The emergence of SARS-CoV led to a renewed interest in coronavirology and recent years saw a significant increase in research involving this family of viruses. Many of the previously predicted coronavirus replicase gene-encoded enzyme activities were characterized by biochemical and structural approaches using viral proteins expressed in heterologous systems (Ziebuhr 2008). In a few cases, structural studies informed subsequent biochemical studies, resulting in the identification of RNA-binding domains and other functions (Egloff et al. 2004; Joseph et al. 2006; Zhai et al. 2005).

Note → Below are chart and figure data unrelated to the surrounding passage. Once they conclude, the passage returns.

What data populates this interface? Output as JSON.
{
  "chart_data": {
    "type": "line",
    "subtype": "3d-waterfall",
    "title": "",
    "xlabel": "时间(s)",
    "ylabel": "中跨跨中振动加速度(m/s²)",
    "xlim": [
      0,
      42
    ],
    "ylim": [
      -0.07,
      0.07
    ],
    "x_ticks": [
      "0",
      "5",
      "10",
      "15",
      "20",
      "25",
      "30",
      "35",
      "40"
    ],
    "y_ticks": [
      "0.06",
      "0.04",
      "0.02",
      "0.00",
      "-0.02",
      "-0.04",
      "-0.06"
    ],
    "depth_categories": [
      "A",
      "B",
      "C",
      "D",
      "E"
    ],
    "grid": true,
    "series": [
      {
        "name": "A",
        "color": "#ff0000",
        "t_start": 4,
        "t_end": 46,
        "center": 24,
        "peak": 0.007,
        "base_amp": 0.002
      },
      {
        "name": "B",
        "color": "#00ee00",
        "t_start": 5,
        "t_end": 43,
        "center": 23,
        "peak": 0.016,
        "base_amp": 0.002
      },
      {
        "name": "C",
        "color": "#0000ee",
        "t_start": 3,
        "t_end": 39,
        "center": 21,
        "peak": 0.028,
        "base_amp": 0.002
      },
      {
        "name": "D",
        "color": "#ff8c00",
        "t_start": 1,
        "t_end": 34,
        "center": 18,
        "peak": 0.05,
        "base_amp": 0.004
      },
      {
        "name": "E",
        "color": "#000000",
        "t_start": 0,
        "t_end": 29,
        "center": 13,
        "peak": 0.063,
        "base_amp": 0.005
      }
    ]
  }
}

Most of the biochemical and structural studies reported over the past years involved isolated nsps or subdomains of these proteins rather than multidomain complexes. Although these studies provided invaluable new insight into structure–function relationships of many of these proteins, there is hardly any information regarding the quarternary structure(s) and subunit compositions of replicase and/or transcriptase complexes catalyzing specific reactions during viral RNA synthesis. For example, very little is known about the special factors and macromolecular interactions involved in discontinuous minus-strand RNA synthesis, a unique feature of coronaviruses and several other nidoviruses. Similarly, the replication and maintenance of the exceptionally large coronavirus genome is likely to involve the concerted action of replicase gene-encoded nsps, possibly including processing precursors and intermediates as pointed out above. The physical and functional interactions between the various components of the replicase–transcriptase probably undergo significant changes in the course of the viral replication cycle, further complicating the characterization of these complexes. Despite these major technical challenges, recent studies increasingly try to elucidate the functions and structures of complexes involving two or more proteins (Zhai et al. 2005). Also, the availability of reverse genetics systems for several coronaviruses has greatly facilitated the characterization of specific protein functions and critical interactions between domains encoded by very different regions of the replicase gene (Donaldson et al. 2007).

The recently established method for purification of entire functional (membrane-bound) RTCs (van Hemert et al. 2008) presents exciting new possibilities to study coronavirus RNA synthesis. Advanced imaging techniques including cryo-electron microscopy have provided fascinating new insight into key structures involved in virus replication. For example, cryo-electron microscopy of ribosomes stalled at a specific stage of frameshifting provided a glimpse of how the structure of the mRNA template affects ribosome function to mediate this frameshift (Namy et al. 2006), and electron tomography of SARS-CoV-infected cells provided a 3D view of the unique continuous reticulovesicular network, the formation of which is induced by the virus (Knoops et al. 2008). However, much remains to be studied to understand how the virus coaxes the cell to produce these structures. The precise role of these membrane structures in virus replication and, possibly, immune evasion need to be characterized in more detail.

Further progress has been made in our understanding of the interactions of the virus with the host cell, especially with regard to innate immune responses to coronavirus infections and the role of specific viral proteins in counteracting these antiviral host responses. The understanding of these pathways in combination with biochemical, structural and genetic approaches will continue to provide exciting insights into virus replication and virus−host interactions and form the basis for the development of antiviral drugs and new and better coronavirus vaccines.